Okay, so to be clear, my issue was not that I couldn’t get a dummy monitor working, it was that I couldn’t get my system to switch between dummy monitor and real monitor depending on whether the display port connector was plugged in. I came up with a rather inelegant solution, but it seems to work:
dummy .conf file /etc/X11/xord.conf.d/97-dummy.conf.disabled
Section "Device"
Identifier "dummy_videocard"
Driver "dummy"
Option "IgnoreEDID" "1"
EndSection
Section "Monitor"
Identifier "dummy_monitor"
HorizSync 28.0-80.0
VertRefresh 48.0-75.0
Modeline "1280x720" 74.50 1280 1344 1472 1664 720 723 728 748 +HSync +VSync
EndSection
Section "Screen"
Identifier "dummy_screen"
Device "dummy_videocard"
Monitor "dummy_monitor"
DefaultDepth 24
SubSection "Display"
Depth 24
Modes "1280x720"
EndSubSection
EndSection
I added the following .desktop to ~/.config/autostart
[Desktop Entry]
Type=Application
Exec=sudo /usr/local/bin/vnc-display.sh
Hidden=false
NoDisplay=false
X-GNOME-Autostart-enabled=true
Name[en_CA]=monitor check
Name=monitor check
Comment[en_CA]=Check if display port monitor is plugged in and enable dummy for VNC if not
Comment=Check if display port monitor is plugged in and enable dummy for VNC if not
Then my script looks like this (log files just for my debugging):
#!/bin/bash
# Check connected displays
LOG_FILE="/var/log/vnc_script.log"
DUMMY_DISABLED="/etc/X11/xorg.conf.d/97-dummy.conf.disabled"
if [ -e $DUMMY_DISABLED ]; then
if xrandr | grep -q "DP-[0-9]\+\(\.[0-9]\+\)\? connected"; then
# If yes, disable the dummy driver configuration by renaming the file
echo "display port was detected" >> "$LOG_FILE"
mv /etc/X11/xorg.conf.d/97-dummy.conf /etc/X11/xorg.conf.d/97-dummy.conf.disabled
else
echo "display port was not detected" >> "$LOG_FILE"
# If no, enable the dummy driver configuration by restoring the file
mv /etc/X11/xorg.conf.d/97-dummy.conf.disabled /etc/X11/xorg.conf.d/97-dummy.conf
#X :0 -config /etc/X11/xorg.conf.d/97-dummy.conf &
sleep 30
service gdm restart
sleep 10
fi
else
mv /etc/X11/xorg.conf.d/97-dummy.conf /etc/X11/xorg.conf.d/97-dummy.conf.disabled
fi
So now when I boot up, it looks for if the display port monitor is connected. If it isn’t, then it activates my dummy.conf file (by renaming) and restarts gdm.
I would love to know a better way – especially one that would allow hot plugging. I messed around with systemd services quite a bit, as well as other ways of autostarting, but it seems a whole bunch of stuff has to be up and running before I can detect the display port connection with xrandr, which is why I ended up going the .config/autostart route. I also couldn’t figure out how to detect the display port being plugged/unplugged.

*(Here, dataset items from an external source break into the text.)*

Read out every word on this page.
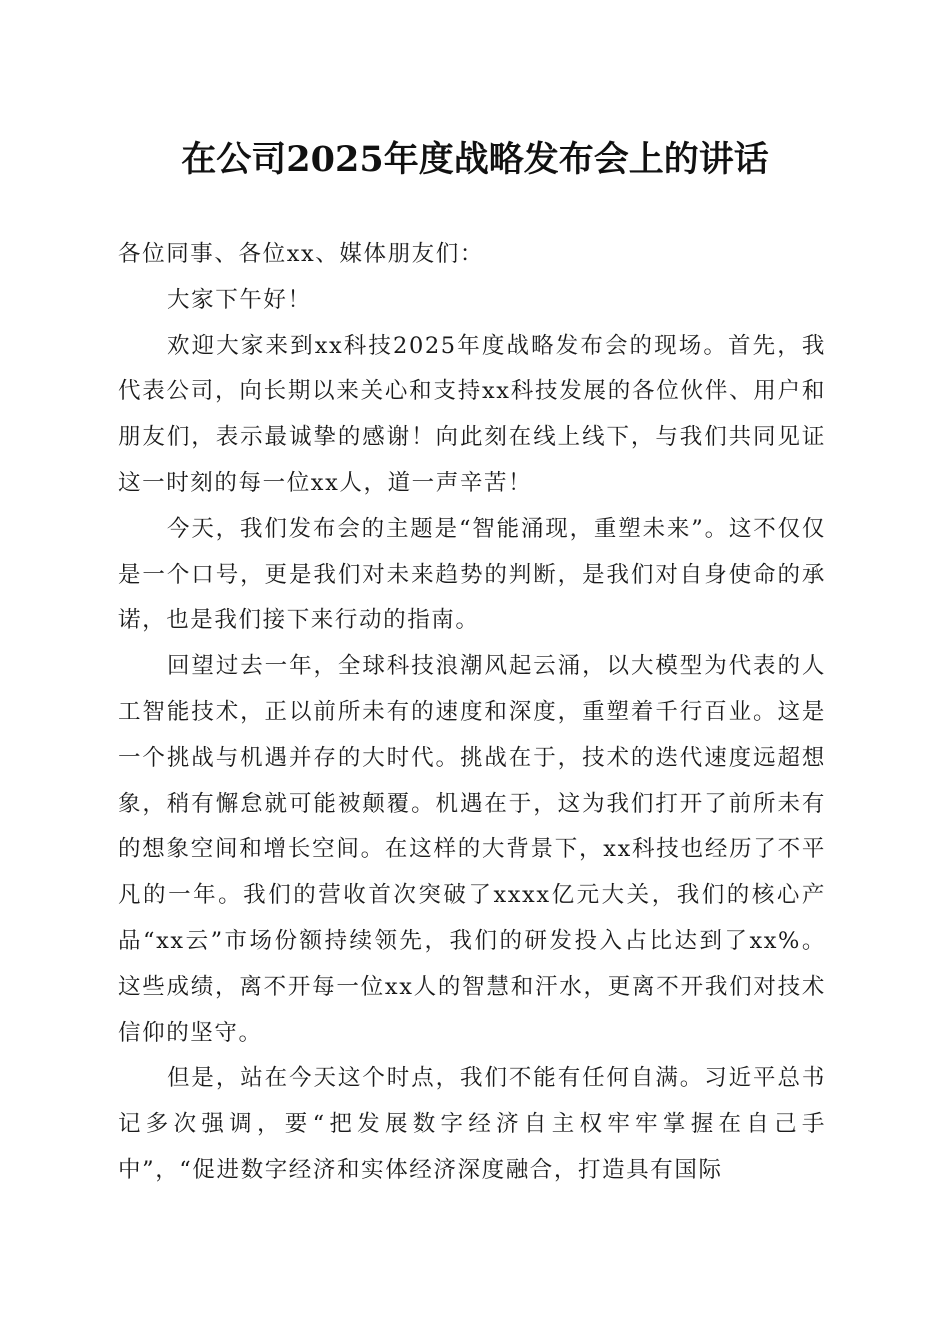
在公司2025年度战略发布会上的讲话

各位同事、各位xx、媒体朋友们：

大家下午好！

欢迎大家来到xx科技2025年度战略发布会的现场。首先，我代表公司，向长期以来关心和支持xx科技发展的各位伙伴、用户和朋友们，表示最诚挚的感谢！向此刻在线上线下，与我们共同见证这一时刻的每一位xx人，道一声辛苦！

今天，我们发布会的主题是“智能涌现，重塑未来”。这不仅仅是一个口号，更是我们对未来趋势的判断，是我们对自身使命的承诺，也是我们接下来行动的指南。

回望过去一年，全球科技浪潮风起云涌，以大模型为代表的人工智能技术，正以前所未有的速度和深度，重塑着千行百业。这是一个挑战与机遇并存的大时代。挑战在于，技术的迭代速度远超想象，稍有懈怠就可能被颠覆。机遇在于，这为我们打开了前所未有的想象空间和增长空间。在这样的大背景下，xx科技也经历了不平凡的一年。我们的营收首次突破了xxxx亿元大关，我们的核心产品“xx云”市场份额持续领先，我们的研发投入占比达到了xx%。这些成绩，离不开每一位xx人的智慧和汗水，更离不开我们对技术信仰的坚守。

但是，站在今天这个时点，我们不能有任何自满。习近平总书记多次强调，要“把发展数字经济自主权牢牢掌握在自己手中”，“促进数字经济和实体经济深度融合，打造具有国际
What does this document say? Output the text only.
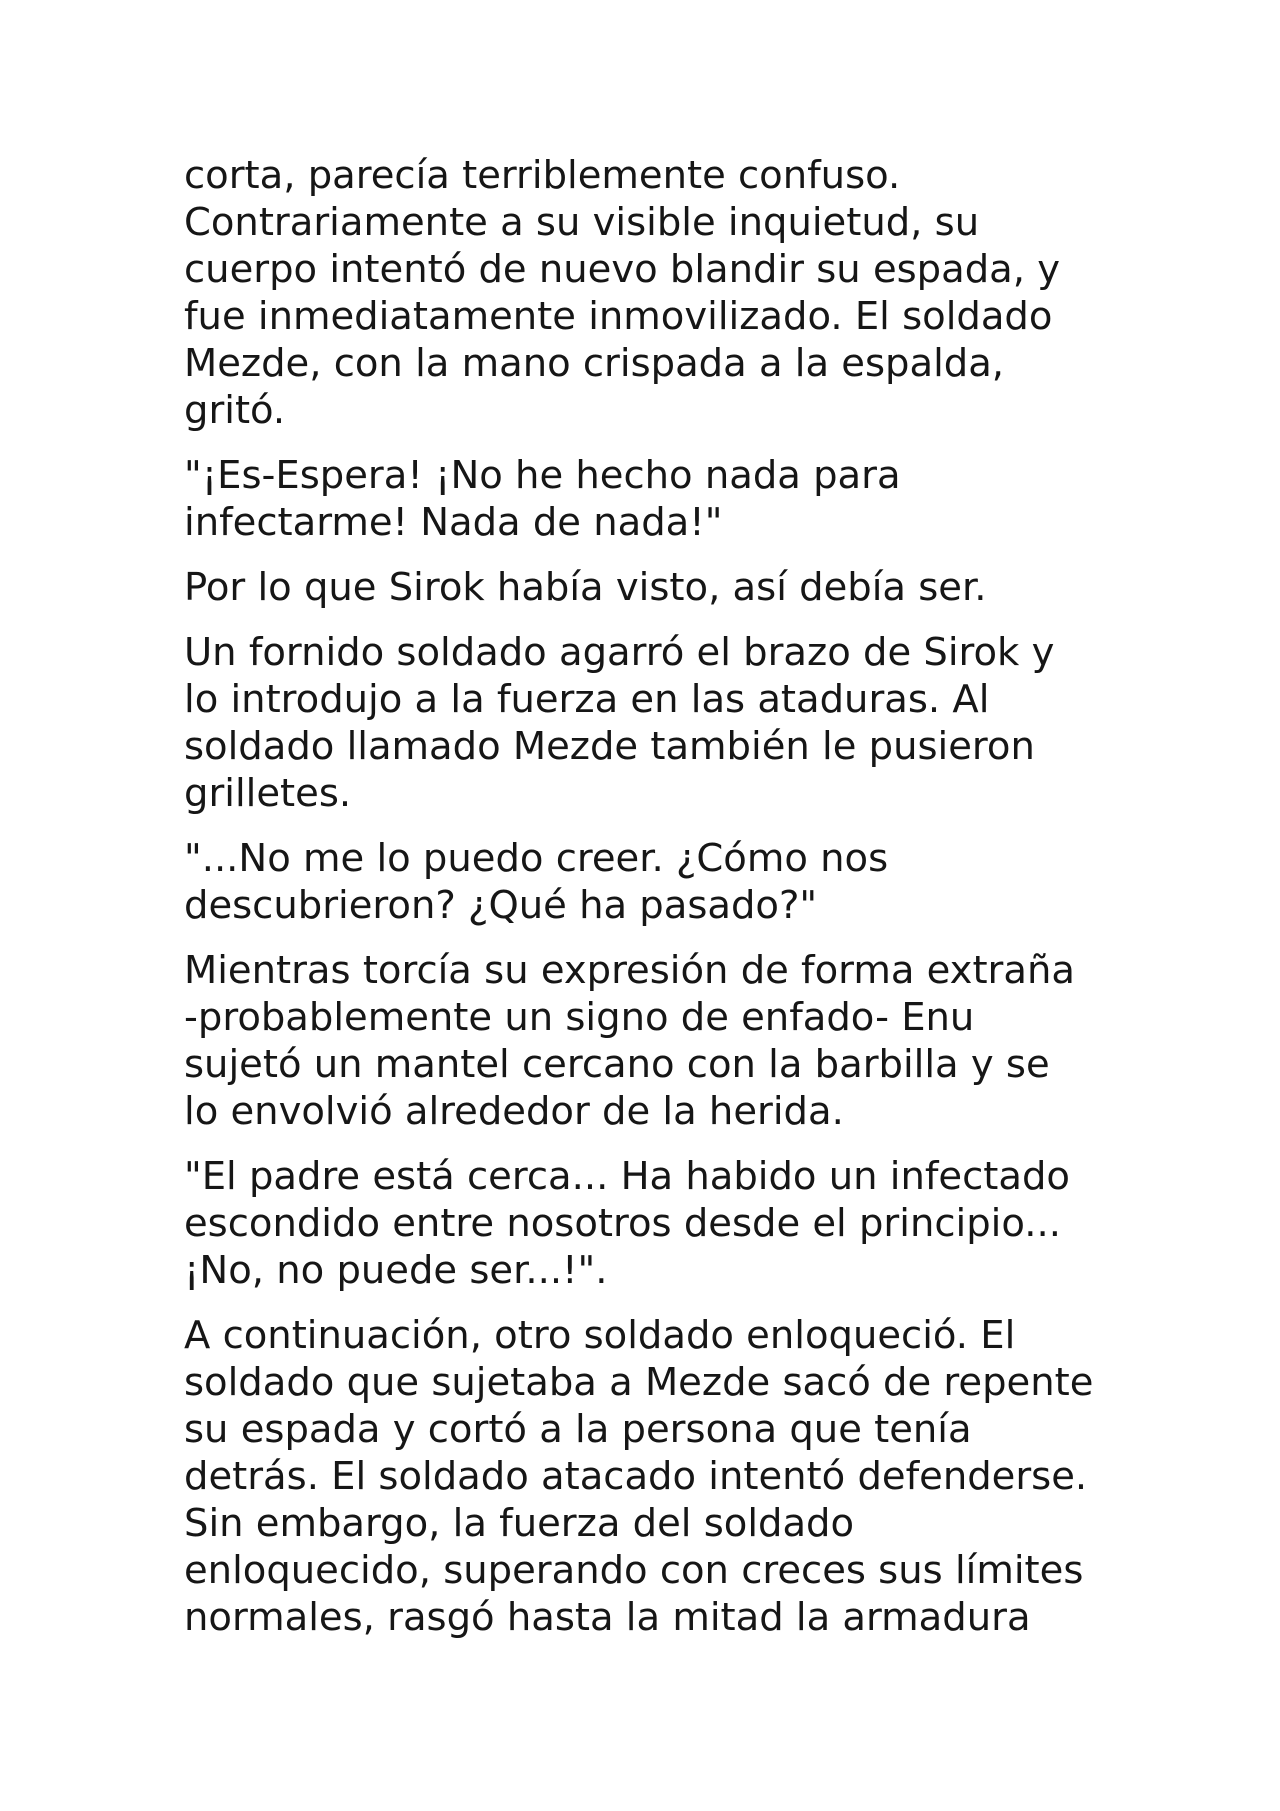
corta, parecía terriblemente confuso.
Contrariamente a su visible inquietud, su
cuerpo intentó de nuevo blandir su espada, y
fue inmediatamente inmovilizado. El soldado
Mezde, con la mano crispada a la espalda,
gritó.

"¡Es-Espera! ¡No he hecho nada para
infectarme! Nada de nada!"

Por lo que Sirok había visto, así debía ser.

Un fornido soldado agarró el brazo de Sirok y
lo introdujo a la fuerza en las ataduras. Al
soldado llamado Mezde también le pusieron
grilletes.

"...No me lo puedo creer. ¿Cómo nos
descubrieron? ¿Qué ha pasado?"

Mientras torcía su expresión de forma extraña
-probablemente un signo de enfado- Enu
sujetó un mantel cercano con la barbilla y se
lo envolvió alrededor de la herida.

"El padre está cerca... Ha habido un infectado
escondido entre nosotros desde el principio...
¡No, no puede ser...!".

A continuación, otro soldado enloqueció. El
soldado que sujetaba a Mezde sacó de repente
su espada y cortó a la persona que tenía
detrás. El soldado atacado intentó defenderse.
Sin embargo, la fuerza del soldado
enloquecido, superando con creces sus límites
normales, rasgó hasta la mitad la armadura
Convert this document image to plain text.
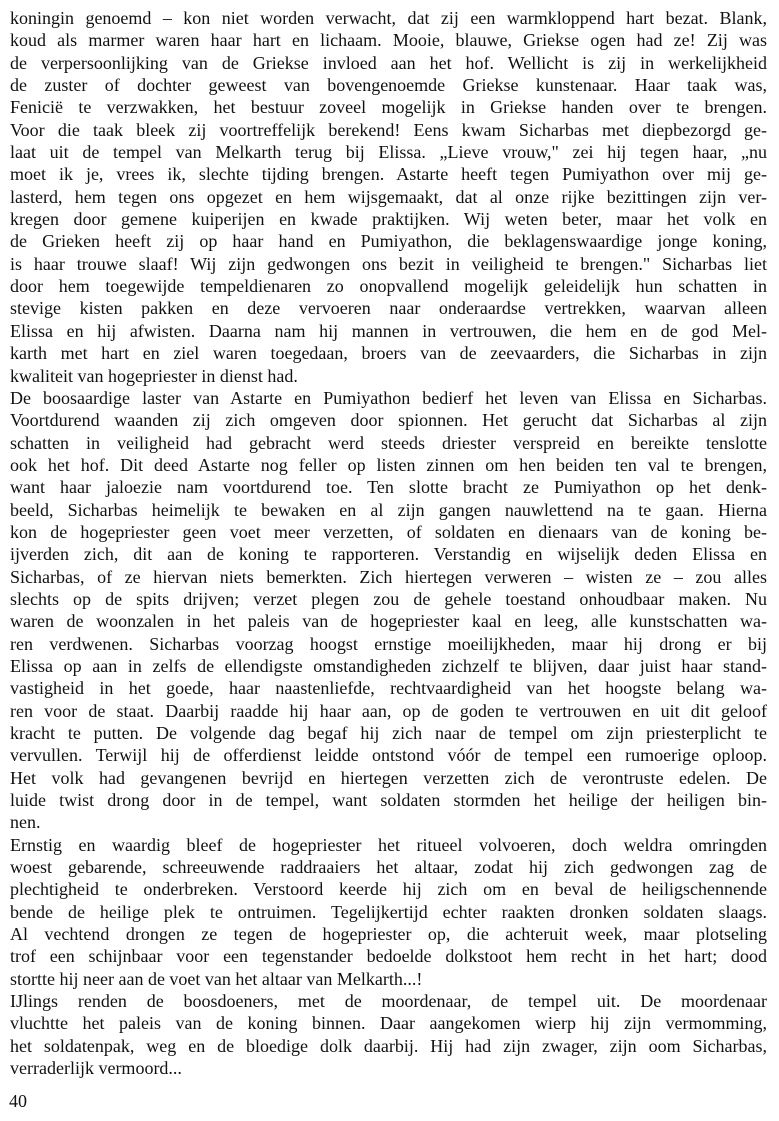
koningin genoemd – kon niet worden verwacht, dat zij een warmkloppend hart bezat. Blank,
koud als marmer waren haar hart en lichaam. Mooie, blauwe, Griekse ogen had ze! Zij was
de verpersoonlijking van de Griekse invloed aan het hof. Wellicht is zij in werkelijkheid
de zuster of dochter geweest van bovengenoemde Griekse kunstenaar. Haar taak was,
Fenicië te verzwakken, het bestuur zoveel mogelijk in Griekse handen over te brengen.
Voor die taak bleek zij voortreffelijk berekend! Eens kwam Sicharbas met diepbezorgd ge-
laat uit de tempel van Melkarth terug bij Elissa. „Lieve vrouw," zei hij tegen haar, „nu
moet ik je, vrees ik, slechte tijding brengen. Astarte heeft tegen Pumiyathon over mij ge-
lasterd, hem tegen ons opgezet en hem wijsgemaakt, dat al onze rijke bezittingen zijn ver-
kregen door gemene kuiperijen en kwade praktijken. Wij weten beter, maar het volk en
de Grieken heeft zij op haar hand en Pumiyathon, die beklagenswaardige jonge koning,
is haar trouwe slaaf! Wij zijn gedwongen ons bezit in veiligheid te brengen." Sicharbas liet
door hem toegewijde tempeldienaren zo onopvallend mogelijk geleidelijk hun schatten in
stevige kisten pakken en deze vervoeren naar onderaardse vertrekken, waarvan alleen
Elissa en hij afwisten. Daarna nam hij mannen in vertrouwen, die hem en de god Mel-
karth met hart en ziel waren toegedaan, broers van de zeevaarders, die Sicharbas in zijn
kwaliteit van hogepriester in dienst had.

De boosaardige laster van Astarte en Pumiyathon bedierf het leven van Elissa en Sicharbas.
Voortdurend waanden zij zich omgeven door spionnen. Het gerucht dat Sicharbas al zijn
schatten in veiligheid had gebracht werd steeds driester verspreid en bereikte tenslotte
ook het hof. Dit deed Astarte nog feller op listen zinnen om hen beiden ten val te brengen,
want haar jaloezie nam voortdurend toe. Ten slotte bracht ze Pumiyathon op het denk-
beeld, Sicharbas heimelijk te bewaken en al zijn gangen nauwlettend na te gaan. Hierna
kon de hogepriester geen voet meer verzetten, of soldaten en dienaars van de koning be-
ijverden zich, dit aan de koning te rapporteren. Verstandig en wijselijk deden Elissa en
Sicharbas, of ze hiervan niets bemerkten. Zich hiertegen verweren – wisten ze – zou alles
slechts op de spits drijven; verzet plegen zou de gehele toestand onhoudbaar maken. Nu
waren de woonzalen in het paleis van de hogepriester kaal en leeg, alle kunstschatten wa-
ren verdwenen. Sicharbas voorzag hoogst ernstige moeilijkheden, maar hij drong er bij
Elissa op aan in zelfs de ellendigste omstandigheden zichzelf te blijven, daar juist haar stand-
vastigheid in het goede, haar naastenliefde, rechtvaardigheid van het hoogste belang wa-
ren voor de staat. Daarbij raadde hij haar aan, op de goden te vertrouwen en uit dit geloof
kracht te putten. De volgende dag begaf hij zich naar de tempel om zijn priesterplicht te
vervullen. Terwijl hij de offerdienst leidde ontstond vóór de tempel een rumoerige oploop.
Het volk had gevangenen bevrijd en hiertegen verzetten zich de verontruste edelen. De
luide twist drong door in de tempel, want soldaten stormden het heilige der heiligen bin-
nen.

Ernstig en waardig bleef de hogepriester het ritueel volvoeren, doch weldra omringden
woest gebarende, schreeuwende raddraaiers het altaar, zodat hij zich gedwongen zag de
plechtigheid te onderbreken. Verstoord keerde hij zich om en beval de heiligschennende
bende de heilige plek te ontruimen. Tegelijkertijd echter raakten dronken soldaten slaags.
Al vechtend drongen ze tegen de hogepriester op, die achteruit week, maar plotseling
trof een schijnbaar voor een tegenstander bedoelde dolkstoot hem recht in het hart; dood
stortte hij neer aan de voet van het altaar van Melkarth...!

IJlings renden de boosdoeners, met de moordenaar, de tempel uit. De moordenaar
vluchtte het paleis van de koning binnen. Daar aangekomen wierp hij zijn vermomming,
het soldatenpak, weg en de bloedige dolk daarbij. Hij had zijn zwager, zijn oom Sicharbas,
verraderlijk vermoord...

40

Also, I’m not using vino-server.service because see here: Vino-server autostarting but then stopping automatically on Orin Nano - #7 by KevinFFF
vino-server is working fine for me when I use a ~/.config/autostart .desktop file to launch it.
These were issues I never had with my Xavier NX dev kit, so clearly things have changed with the Orin Nano dev kit.